FIFTY-EIGHT

EVIL NEVER DIES. IT JUST CHANGES FACES.

Of this face, I'd seen enough, too much, and when I spotted the giant, I thought for an instant-and fondly hoped-that only a corpse pursued me.

But he was alive, all right, and friskier than I. Too impatient for the swift current to bring him to the depth marker, he flailed, splashed, determined to swim toward me. I had nowhere to go but up.

My muscles ached. My back throbbed. My wet hands on the wet post seemed certain to fail me.

Fortunately, the inch and foot lines that measured the depth were not merely indicated with black paint on the white background, but were also notched into the wood. These features served as grip points, toe-holds, shallow but better than nothing.

I clamped the post with my knees and pushed myself with my thigh muscles even as I clawed upward, hand over hand. I slipped back, dug my toes in, clamped my knees, tried again, moved up an inch, another inch, two more, desperate for every one of them.

When Andre collided with the post, I felt the impact and glanced down. His features were as broad and blunt as a club. His eyes were edge weapons, sharp with homicidal fury.

With one hand, he reached for me. He had long arms. His fingers brushed the bottom of my right shoe.

I pulled my legs up.
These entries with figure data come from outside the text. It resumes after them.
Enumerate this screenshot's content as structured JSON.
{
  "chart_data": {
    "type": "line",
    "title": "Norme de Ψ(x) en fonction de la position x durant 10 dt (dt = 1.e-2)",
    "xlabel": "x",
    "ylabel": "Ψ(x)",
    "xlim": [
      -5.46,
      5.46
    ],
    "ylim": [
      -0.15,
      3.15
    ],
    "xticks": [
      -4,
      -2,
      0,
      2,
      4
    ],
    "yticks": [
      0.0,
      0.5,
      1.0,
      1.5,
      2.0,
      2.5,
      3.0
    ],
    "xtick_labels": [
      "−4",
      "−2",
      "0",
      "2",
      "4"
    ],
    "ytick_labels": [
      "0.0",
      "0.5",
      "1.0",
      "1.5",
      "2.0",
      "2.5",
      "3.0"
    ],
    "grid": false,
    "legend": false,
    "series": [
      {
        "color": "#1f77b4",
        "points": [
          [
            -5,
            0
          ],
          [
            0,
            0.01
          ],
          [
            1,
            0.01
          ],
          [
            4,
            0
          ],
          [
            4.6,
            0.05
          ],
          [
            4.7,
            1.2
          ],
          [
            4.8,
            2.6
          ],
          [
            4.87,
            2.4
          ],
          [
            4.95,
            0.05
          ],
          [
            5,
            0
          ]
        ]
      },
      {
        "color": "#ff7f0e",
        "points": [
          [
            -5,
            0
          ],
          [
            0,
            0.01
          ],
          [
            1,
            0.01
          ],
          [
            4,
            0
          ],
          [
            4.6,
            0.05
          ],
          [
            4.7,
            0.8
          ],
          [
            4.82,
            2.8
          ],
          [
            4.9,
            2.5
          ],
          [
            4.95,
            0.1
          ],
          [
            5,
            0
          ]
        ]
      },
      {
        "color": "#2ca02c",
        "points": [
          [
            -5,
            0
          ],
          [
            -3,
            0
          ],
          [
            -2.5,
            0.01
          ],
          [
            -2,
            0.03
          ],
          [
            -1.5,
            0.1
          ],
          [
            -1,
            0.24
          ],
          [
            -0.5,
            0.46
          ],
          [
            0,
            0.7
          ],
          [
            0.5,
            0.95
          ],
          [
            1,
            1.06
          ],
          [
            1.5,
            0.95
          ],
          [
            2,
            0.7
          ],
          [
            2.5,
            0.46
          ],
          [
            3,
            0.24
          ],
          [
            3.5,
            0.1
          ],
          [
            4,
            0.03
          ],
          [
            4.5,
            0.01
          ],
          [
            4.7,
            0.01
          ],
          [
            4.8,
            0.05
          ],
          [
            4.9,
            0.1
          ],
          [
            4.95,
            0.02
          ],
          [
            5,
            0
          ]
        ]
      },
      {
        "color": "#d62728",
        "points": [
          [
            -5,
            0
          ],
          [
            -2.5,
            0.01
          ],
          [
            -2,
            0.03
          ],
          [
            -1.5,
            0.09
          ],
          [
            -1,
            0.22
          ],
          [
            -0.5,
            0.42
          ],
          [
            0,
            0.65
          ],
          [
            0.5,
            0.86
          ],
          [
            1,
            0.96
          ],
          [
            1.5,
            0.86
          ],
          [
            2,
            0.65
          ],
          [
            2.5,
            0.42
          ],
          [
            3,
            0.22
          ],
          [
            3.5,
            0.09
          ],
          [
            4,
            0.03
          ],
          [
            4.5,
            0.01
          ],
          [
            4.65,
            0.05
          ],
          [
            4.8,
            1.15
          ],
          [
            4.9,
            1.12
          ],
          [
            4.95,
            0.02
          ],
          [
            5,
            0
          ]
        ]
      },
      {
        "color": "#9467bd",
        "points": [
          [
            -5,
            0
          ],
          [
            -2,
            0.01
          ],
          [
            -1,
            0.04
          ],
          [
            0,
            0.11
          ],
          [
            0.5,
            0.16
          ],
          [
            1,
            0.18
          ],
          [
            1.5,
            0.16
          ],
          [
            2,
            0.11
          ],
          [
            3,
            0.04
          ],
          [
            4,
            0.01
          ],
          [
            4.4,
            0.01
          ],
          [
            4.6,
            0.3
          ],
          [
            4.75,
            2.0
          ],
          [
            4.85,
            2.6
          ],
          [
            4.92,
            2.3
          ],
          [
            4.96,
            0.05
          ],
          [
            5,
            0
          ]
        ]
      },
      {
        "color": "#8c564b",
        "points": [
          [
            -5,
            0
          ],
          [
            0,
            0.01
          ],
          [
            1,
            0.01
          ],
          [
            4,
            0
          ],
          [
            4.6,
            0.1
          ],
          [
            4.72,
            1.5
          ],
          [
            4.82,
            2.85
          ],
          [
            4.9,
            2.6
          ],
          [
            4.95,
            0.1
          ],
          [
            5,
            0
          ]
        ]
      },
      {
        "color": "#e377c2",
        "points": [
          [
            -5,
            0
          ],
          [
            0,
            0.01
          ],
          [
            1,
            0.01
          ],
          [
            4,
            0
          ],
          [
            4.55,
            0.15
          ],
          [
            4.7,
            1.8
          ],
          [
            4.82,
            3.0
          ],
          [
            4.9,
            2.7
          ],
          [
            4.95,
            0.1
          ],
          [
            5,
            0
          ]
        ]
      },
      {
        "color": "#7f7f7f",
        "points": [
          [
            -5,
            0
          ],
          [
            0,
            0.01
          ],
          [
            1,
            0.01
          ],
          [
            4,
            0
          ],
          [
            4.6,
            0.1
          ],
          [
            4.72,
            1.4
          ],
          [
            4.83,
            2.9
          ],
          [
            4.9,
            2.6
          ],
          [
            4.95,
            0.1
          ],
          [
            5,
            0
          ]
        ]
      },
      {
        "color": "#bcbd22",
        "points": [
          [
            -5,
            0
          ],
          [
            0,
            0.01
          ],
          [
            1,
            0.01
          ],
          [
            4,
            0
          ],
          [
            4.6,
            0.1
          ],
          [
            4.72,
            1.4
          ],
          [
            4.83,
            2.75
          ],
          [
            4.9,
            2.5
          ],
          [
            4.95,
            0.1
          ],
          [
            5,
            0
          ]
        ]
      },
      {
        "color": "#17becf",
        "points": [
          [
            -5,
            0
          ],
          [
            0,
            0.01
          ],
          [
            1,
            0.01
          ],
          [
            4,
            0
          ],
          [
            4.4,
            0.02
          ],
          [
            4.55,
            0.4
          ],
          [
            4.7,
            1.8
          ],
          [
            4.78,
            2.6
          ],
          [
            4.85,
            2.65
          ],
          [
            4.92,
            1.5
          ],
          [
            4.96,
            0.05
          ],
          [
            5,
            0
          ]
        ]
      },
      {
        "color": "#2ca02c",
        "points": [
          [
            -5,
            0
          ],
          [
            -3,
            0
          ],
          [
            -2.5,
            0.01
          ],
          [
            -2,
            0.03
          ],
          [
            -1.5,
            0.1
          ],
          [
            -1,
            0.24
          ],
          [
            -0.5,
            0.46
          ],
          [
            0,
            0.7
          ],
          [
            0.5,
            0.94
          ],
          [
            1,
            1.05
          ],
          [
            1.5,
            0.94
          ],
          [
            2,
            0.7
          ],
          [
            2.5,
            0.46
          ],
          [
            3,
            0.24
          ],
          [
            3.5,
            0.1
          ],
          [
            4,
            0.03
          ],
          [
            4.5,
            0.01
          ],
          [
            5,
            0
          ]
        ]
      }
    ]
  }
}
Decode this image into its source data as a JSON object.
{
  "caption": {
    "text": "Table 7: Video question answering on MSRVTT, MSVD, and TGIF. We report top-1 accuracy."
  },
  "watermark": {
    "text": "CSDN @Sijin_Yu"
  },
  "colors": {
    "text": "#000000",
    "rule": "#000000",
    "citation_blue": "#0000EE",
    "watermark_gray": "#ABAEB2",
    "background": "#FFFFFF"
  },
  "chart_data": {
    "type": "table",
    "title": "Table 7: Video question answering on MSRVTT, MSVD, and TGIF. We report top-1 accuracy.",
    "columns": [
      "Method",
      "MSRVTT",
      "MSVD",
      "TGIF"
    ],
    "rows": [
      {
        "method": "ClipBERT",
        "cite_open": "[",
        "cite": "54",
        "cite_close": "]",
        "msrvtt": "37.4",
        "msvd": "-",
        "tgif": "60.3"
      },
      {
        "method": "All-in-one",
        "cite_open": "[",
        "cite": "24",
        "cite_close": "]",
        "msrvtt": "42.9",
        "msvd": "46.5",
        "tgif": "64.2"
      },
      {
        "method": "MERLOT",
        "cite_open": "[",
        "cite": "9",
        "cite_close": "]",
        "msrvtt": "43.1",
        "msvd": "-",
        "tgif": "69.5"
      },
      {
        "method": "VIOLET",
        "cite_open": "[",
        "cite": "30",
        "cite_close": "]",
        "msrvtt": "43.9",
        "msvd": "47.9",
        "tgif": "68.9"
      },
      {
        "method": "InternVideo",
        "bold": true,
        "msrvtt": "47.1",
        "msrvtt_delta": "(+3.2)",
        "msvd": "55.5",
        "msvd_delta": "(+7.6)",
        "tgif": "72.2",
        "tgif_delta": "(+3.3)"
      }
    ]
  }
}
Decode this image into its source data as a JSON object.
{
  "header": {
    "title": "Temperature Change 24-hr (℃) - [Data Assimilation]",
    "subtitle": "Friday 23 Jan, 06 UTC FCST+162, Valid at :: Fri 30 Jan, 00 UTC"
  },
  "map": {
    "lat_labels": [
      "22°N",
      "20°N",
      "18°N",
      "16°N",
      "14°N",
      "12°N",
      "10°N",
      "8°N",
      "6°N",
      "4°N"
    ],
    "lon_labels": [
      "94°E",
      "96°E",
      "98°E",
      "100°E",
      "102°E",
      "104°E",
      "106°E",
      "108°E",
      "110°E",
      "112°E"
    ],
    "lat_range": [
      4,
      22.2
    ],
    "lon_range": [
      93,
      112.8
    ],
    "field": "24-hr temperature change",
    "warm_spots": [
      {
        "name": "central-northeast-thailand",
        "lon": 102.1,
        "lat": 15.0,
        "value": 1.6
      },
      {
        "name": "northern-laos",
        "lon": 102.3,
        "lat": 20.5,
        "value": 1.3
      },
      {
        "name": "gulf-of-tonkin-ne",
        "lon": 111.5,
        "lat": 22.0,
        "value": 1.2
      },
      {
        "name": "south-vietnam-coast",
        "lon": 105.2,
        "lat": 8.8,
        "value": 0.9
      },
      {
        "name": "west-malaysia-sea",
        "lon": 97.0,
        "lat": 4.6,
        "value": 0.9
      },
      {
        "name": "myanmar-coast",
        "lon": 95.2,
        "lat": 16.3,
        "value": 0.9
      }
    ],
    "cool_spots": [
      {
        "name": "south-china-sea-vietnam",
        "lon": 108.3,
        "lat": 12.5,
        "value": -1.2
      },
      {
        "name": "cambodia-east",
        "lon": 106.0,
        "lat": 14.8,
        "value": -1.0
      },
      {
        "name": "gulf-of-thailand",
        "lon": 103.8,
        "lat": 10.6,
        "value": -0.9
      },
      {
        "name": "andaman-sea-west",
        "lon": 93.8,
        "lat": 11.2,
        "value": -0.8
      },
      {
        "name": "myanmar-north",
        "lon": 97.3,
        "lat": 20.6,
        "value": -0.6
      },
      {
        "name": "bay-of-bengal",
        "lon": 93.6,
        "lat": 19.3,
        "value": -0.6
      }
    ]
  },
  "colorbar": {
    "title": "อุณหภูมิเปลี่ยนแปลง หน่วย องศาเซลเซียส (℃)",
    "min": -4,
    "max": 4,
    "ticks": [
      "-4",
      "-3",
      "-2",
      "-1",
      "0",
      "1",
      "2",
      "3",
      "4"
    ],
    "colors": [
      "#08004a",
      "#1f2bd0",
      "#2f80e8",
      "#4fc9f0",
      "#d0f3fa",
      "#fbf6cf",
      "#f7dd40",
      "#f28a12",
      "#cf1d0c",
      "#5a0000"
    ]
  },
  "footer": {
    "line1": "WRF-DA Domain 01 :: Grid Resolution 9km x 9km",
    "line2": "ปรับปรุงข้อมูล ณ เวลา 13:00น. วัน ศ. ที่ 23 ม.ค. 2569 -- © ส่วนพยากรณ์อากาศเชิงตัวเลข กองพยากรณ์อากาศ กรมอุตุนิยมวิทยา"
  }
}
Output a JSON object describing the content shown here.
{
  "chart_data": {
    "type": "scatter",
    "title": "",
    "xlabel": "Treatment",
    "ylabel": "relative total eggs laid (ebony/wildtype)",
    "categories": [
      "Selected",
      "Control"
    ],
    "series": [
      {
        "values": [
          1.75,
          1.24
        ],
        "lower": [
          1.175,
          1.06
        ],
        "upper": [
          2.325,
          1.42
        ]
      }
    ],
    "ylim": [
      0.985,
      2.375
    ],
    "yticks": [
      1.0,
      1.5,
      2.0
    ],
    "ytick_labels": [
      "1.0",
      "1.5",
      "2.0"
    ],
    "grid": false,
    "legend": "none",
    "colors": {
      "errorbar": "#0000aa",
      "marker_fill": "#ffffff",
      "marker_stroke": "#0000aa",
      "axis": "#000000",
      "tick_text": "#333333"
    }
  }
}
Afraid of slipping back and into his hands, measuring progress by the numbered notches, I inchwormed until my head bumped the ceiling.

When I glanced down again, I saw that even with my legs drawn up as far as they would go, so that I clamped the post fiercely with my thighs, I was only about ten inches beyond his reach.

He hooked his thick blunt fingers into the notched marks with some difficulty. He struggled to pull himself out of the water.

The top of the depth marker had a finial, like that on a newel post at the head of a staircase. With my left hand, I gripped that knob and held on as poor King Kong had held on to the dirigible-mooring mast at the top of the Empire State Building.

The analogy didn't quite work because Kong was below me on the post. Maybe that made me Fay Wray. The big ape did seem to have an unnatural passion for me.

My legs had slipped. I felt Andre paw at my shoe. Furiously, I kicked his hand, kicked, and drew my legs up again.

Remembering Datura's pistol under my belt, at the small of my back, I reached for it with my right hand. I had lost it along the way.

While I fumbled for the missing handgun, the brute surged up the post and seized my left ankle.

I kicked and thrashed, but he held tight. In fact, he took a risk, let go of the post, and gripped my ankle with both hands.

His great weight dragged on me so pitilessly that my hip should have dislocated. I heard a shout of pain and rage, then again, but did not realize until the second time that the shout came from me.

The finial at the top of the depth marker had not been carved from the end of the post. The ornament had been made separately and applied.

It broke loose in my hand.

Together, Andre and I fell into the flood tide.